Credit Derivative Instruments:
Olivier Prato (2002) classifies use of credit derivatives as:
a) Hedging instruments, which allow an institution to hedge its risk on a counter party and at the same time, meet its capital requirements without really affecting its existing commercial interests with the counter party.a) Investment Instruments, which permit a participant to acquire, counter party risk without having to provide funding or enter into a commercial relationship with the counter party.
b) Trading instruments, designed to generate a short-term capital gain over the expected path of credit risk.
Broadly, these instruments can be divided into two categories. Unfunded credit derivatives, which are purely synthetic transactions that incur no financing cost for the protection seller. And funded credit derivatives where the protection seller purchases a security or claim. Unfunded credit derivatives can be further subdivided into four types of instruments:
Credit Default Swaps (CDS)
Credit Spread Options (CSO)
Total Rate of Return (TROR) swaps
First to Default (FTD) swaps
Funded Credit Derivatives:i)Credit Linked Notes (CLN)
ii) Collateralized Debt Obligation (CDO)
Credit derivative market will help to improve financial stability by facilitating the dispersion of credit risks. It allows dispersion of risk to a larger set of investors. As such it insulates the financial institutions and banks from credit shocks or at least help, to reduce the impact of the shock. Concerns have been raised that credit derivatives spreads the risk so wide that it may not always be possible to track them in the financial system. This might affect the ultimate stability, although most evidence as of now point’s against it. It is argue that the ship reduces the quantum of risk for each participant and makes it easier to absorb unless otherwise the participants are over exposed to high-risk instruments. One major area of concern among regulators is the backlog of unconfirmed trades, resulting in part from under investments in the back office capacity by major dealers. In light of these ISDA has proposed streamling of novations (reassigning trades) protocol and the industry has agreed to cooperate. In India Reserve bank of India has proposed to make cash settlement in single name CDS. This should help improve the settlement process. The question of effectiveness of credit risk transfer still exists. ISDA has been tracking outstanding notional amounts of credit derivatives for several years. However notional amounts are not sufficient to measure the economic risk transferred. As discussed earlier delta-adjusted volume is a better way to measure economic risk transfer for portfolio swaps. Regulators have to ensure that recipient of credit risk have the risk management system and skill needed to manage such exposures. In emerging markets like India the issue of institutional shortcomings like bankruptcy codes, creditor rights, clearing and settlement agencies can impede the growth of credit derivative market.

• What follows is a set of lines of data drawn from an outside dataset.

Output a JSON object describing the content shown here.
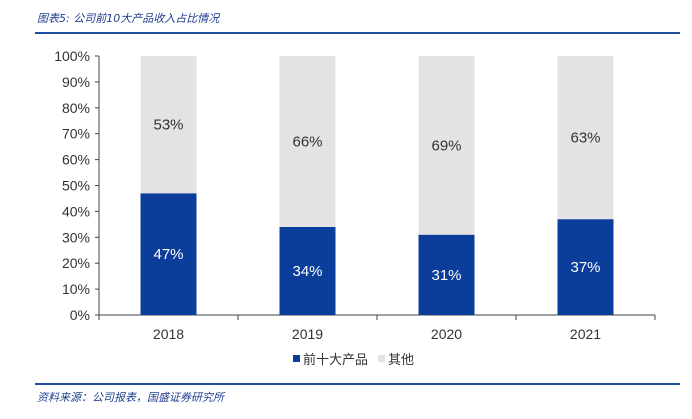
{
  "header": {
    "title": "图表5: 公司前10大产品收入占比情况"
  },
  "footer": {
    "source": "资料来源：公司报表，国盛证券研究所"
  },
  "chart_data": {
    "type": "bar",
    "stacked": true,
    "categories": [
      "2018",
      "2019",
      "2020",
      "2021"
    ],
    "series": [
      {
        "name": "前十大产品",
        "values": [
          47,
          34,
          31,
          37
        ],
        "labels": [
          "47%",
          "34%",
          "31%",
          "37%"
        ],
        "color": "#0b3d9a",
        "label_color": "#ffffff"
      },
      {
        "name": "其他",
        "values": [
          53,
          66,
          69,
          63
        ],
        "labels": [
          "53%",
          "66%",
          "69%",
          "63%"
        ],
        "color": "#e3e3e3",
        "label_color": "#333333"
      }
    ],
    "y_ticks": [
      "0%",
      "10%",
      "20%",
      "30%",
      "40%",
      "50%",
      "60%",
      "70%",
      "80%",
      "90%",
      "100%"
    ],
    "ylim": [
      0,
      100
    ],
    "legend_position": "bottom",
    "grid": false
  }
}
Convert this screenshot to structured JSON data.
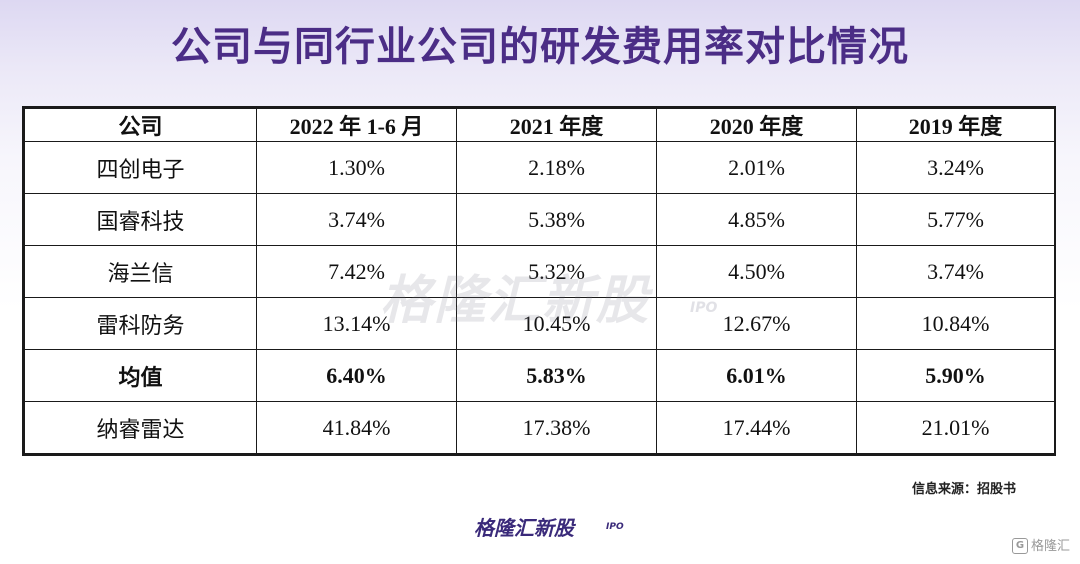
{
  "title": "公司与同行业公司的研发费用率对比情况",
  "table": {
    "headers": [
      "公司",
      "2022 年 1-6 月",
      "2021 年度",
      "2020 年度",
      "2019 年度"
    ],
    "rows": [
      {
        "company": "四创电子",
        "values": [
          "1.30%",
          "2.18%",
          "2.01%",
          "3.24%"
        ],
        "bold": false
      },
      {
        "company": "国睿科技",
        "values": [
          "3.74%",
          "5.38%",
          "4.85%",
          "5.77%"
        ],
        "bold": false
      },
      {
        "company": "海兰信",
        "values": [
          "7.42%",
          "5.32%",
          "4.50%",
          "3.74%"
        ],
        "bold": false
      },
      {
        "company": "雷科防务",
        "values": [
          "13.14%",
          "10.45%",
          "12.67%",
          "10.84%"
        ],
        "bold": false
      },
      {
        "company": "均值",
        "values": [
          "6.40%",
          "5.83%",
          "6.01%",
          "5.90%"
        ],
        "bold": true
      },
      {
        "company": "纳睿雷达",
        "values": [
          "41.84%",
          "17.38%",
          "17.44%",
          "21.01%"
        ],
        "bold": false
      }
    ]
  },
  "watermark": {
    "text": "格隆汇新股",
    "sub": "IPO"
  },
  "source": "信息来源：招股书",
  "brand": {
    "text": "格隆汇新股",
    "sub": "IPO"
  },
  "corner": {
    "glyph": "G",
    "text": "格隆汇"
  },
  "colors": {
    "title": "#4b2d86",
    "brand": "#3a2a7a"
  }
}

The effect of risk transfer on the monetary policy transmission mechanism is significant as evidenced from research particularly in the US markets. It has been found that it reduces the impact of the monetary transmission effect as the importance of interest rates reduces and the availability of liquidity and credit volumes become determining factors. There is a great deal of uncertainty about how critical variables – including credit aggregates, consumption, fixed investment, and inflation – will behave under the new scenario. Hence further studies on this are vital for policy makers to establish action plan to deal with it.